Co-facilitators: C. Gauthier and D. McCormack



The second session in the “Interventions” module, this session supported participants in understanding the ways in which governance mechanisms perpetuate racialized climate issues. Co-facilitators Gauthier and McCormack worked together to introduce participants to political philosophies on governance and the role of the state. Participants then analyzed two examples of governance-based climate solutions before reflecting on different governance-based interventions in the state, international, and alternative spheres.

Understanding the political philosophies of governance

Exploring two case studies of governance-based climate solutions

Reflecting on governance-based interventions to climate change



Slides from “Interventions in Governance”

The following slides were prepared by co-facilitators Gauthier and McCormack to support participants in understanding the unique role of state and non-state governance mechanisms in the phenomenon of climate change. Unlike most other members of the group, the co-facilitators of this session had a strong background in political theory. They used this knowledge to introduce Conversations participants to the philosophical underpinnings of governance and the ways in which governance is tied to root causes of climate change and racism.



Two case studies of governance-based climate solutions

To familiarize participants of Conversations with the role of governance in racialized climate issues, Gauthier and McCormack led the group through two case studies: (1) the Global Green New Deal (from “1 – Introduction: opportunity from crisis” by Edward B. Barbier’s A Global Green New Deal) and (2) solar energy in Secwepemc
Nation (from “Solar Panels and Sisterhood” by Emilee Gilpin).



Brainstorming interventions in state, international, and alternative governance systems

Returning to the theoretical framework of the Inequalitree, Gauthier and McCormack led the group through a brainstorming session on governance interventions for a livable 2100 climate. Together, the group identified existing governance structures and brainstormed strategic interventions at the impact, structure, and ideology level for state, international, and alternative governance systems.

The following images show the brainstorming done by participants of Conversations. Please note the first column lists existing governance mechanisms and the second column lists governance-based climate interventions.


Alternative governance systems

Discussing governance in the alternative sphere, participants made note of the place-based/land-based nature of existing alternative governance structures. Participants also brainstormed existing movements that embody alternative governance practices. Though the group was able to identify impact-level and structure-level alternative governance mechanisms with ease, participants struggled to articulate the root cause ideologies behind alternative governance interventions.


State governance systems

Discussing state governance, participants noted that state actors are often implicated in racialized climate issues. Participants also discussed the failure of state interventions such as the Green New Deal to address root causes of racialized climate issues.

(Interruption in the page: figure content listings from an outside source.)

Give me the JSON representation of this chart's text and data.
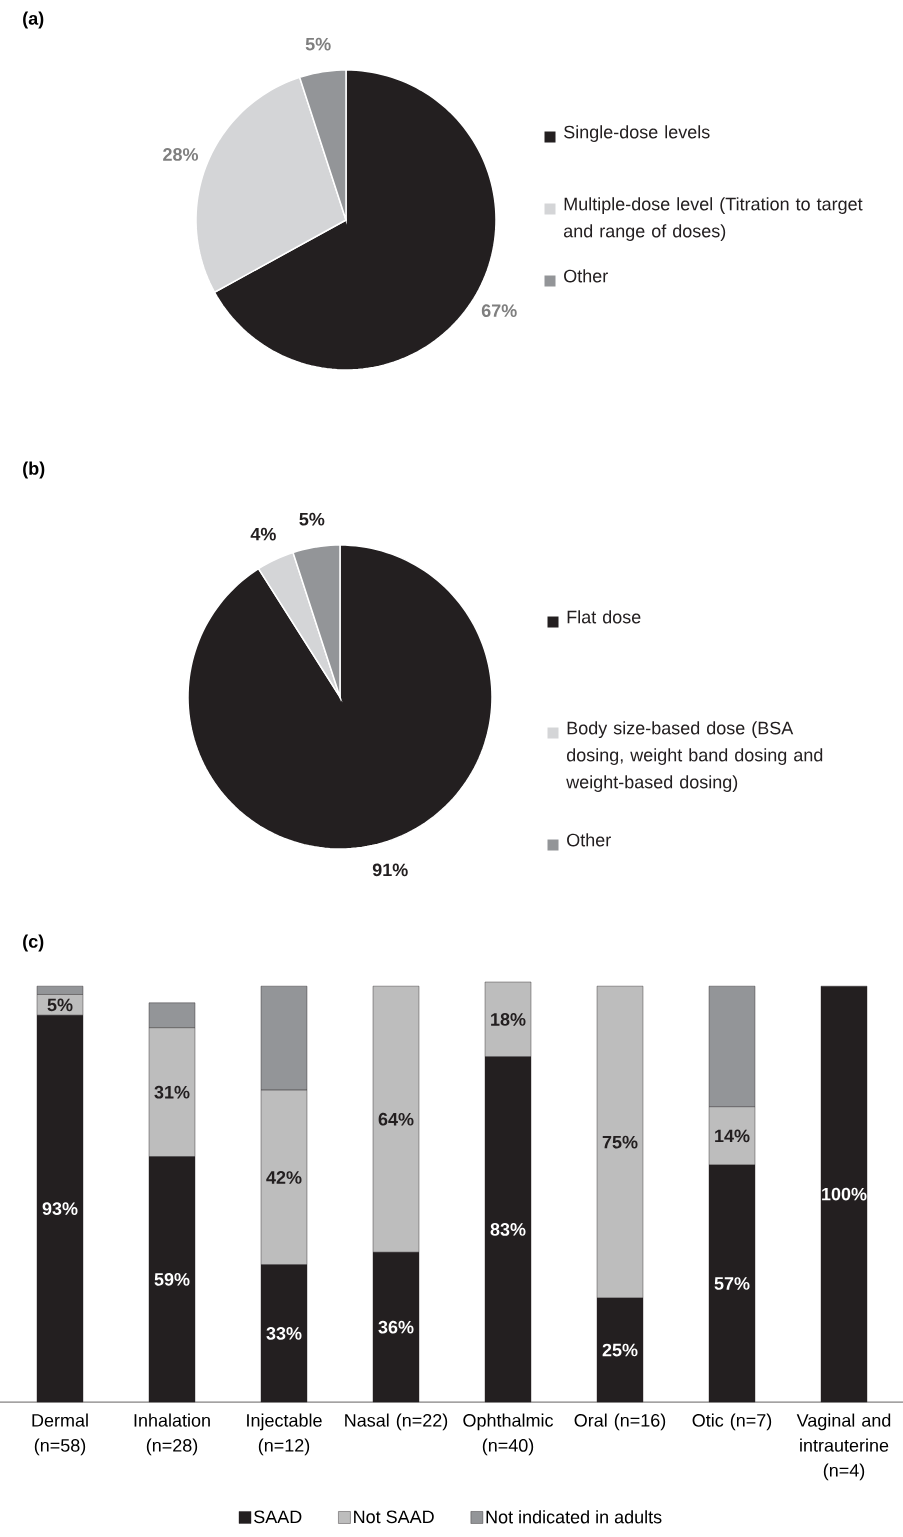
{
  "chart_data": [
    {
      "type": "pie",
      "title": "(a)",
      "categories": [
        "Single-dose levels",
        "Multiple-dose level (Titration to target and range of doses)",
        "Other"
      ],
      "values": [
        67,
        28,
        5
      ],
      "colors": [
        "#231f20",
        "#d4d5d7",
        "#939598"
      ],
      "value_labels": [
        "67%",
        "28%",
        "5%"
      ],
      "legend": "right"
    },
    {
      "type": "pie",
      "title": "(b)",
      "categories": [
        "Flat dose",
        "Body size-based dose (BSA dosing, weight band dosing and weight-based dosing)",
        "Other"
      ],
      "values": [
        91,
        4,
        5
      ],
      "colors": [
        "#231f20",
        "#d4d5d7",
        "#939598"
      ],
      "value_labels": [
        "91%",
        "4%",
        "5%"
      ],
      "legend": "right"
    },
    {
      "type": "bar",
      "title": "(c)",
      "stacked": true,
      "legend": "bottom",
      "categories": [
        "Dermal (n=58)",
        "Inhalation (n=28)",
        "Injectable (n=12)",
        "Nasal (n=22)",
        "Ophthalmic (n=40)",
        "Oral (n=16)",
        "Otic (n=7)",
        "Vaginal and intrauterine (n=4)"
      ],
      "series": [
        {
          "name": "SAAD",
          "color": "#231f20",
          "values": [
            93,
            59,
            33,
            36,
            83,
            25,
            57,
            100
          ],
          "value_labels": [
            "93%",
            "59%",
            "33%",
            "36%",
            "83%",
            "25%",
            "57%",
            "100%"
          ]
        },
        {
          "name": "Not SAAD",
          "color": "#bdbdbd",
          "values": [
            5,
            31,
            42,
            64,
            18,
            75,
            14,
            0
          ],
          "value_labels": [
            "5%",
            "31%",
            "42%",
            "64%",
            "18%",
            "75%",
            "14%",
            null
          ]
        },
        {
          "name": "Not indicated in adults",
          "color": "#939598",
          "values": [
            2,
            6,
            25,
            0,
            0,
            0,
            29,
            0
          ],
          "value_labels": [
            null,
            null,
            null,
            null,
            null,
            null,
            null,
            null
          ]
        }
      ]
    }
  ]
}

International governance systems

Please note: transnational corporation (TNC), structural adjustment program (SAP), United Nations (UN), International Monetary Fund (IMF), United Nations Declaration on the Rights of Indigenous Peoples (UNDRIP), World Health Organizations (WHO), International Criminal Court (ICC)

Participants noted that both alternative and international governance systems technically operate beyond the borders of nation-states, but state actors make national borders fluid for international governance programs while fortifying those same borders against the activities of alternative systems. Participants hypothesized that this is due to the alignment in root cause ideologies of state and international actors and the tension between root cause ideologies of state and alternative actors.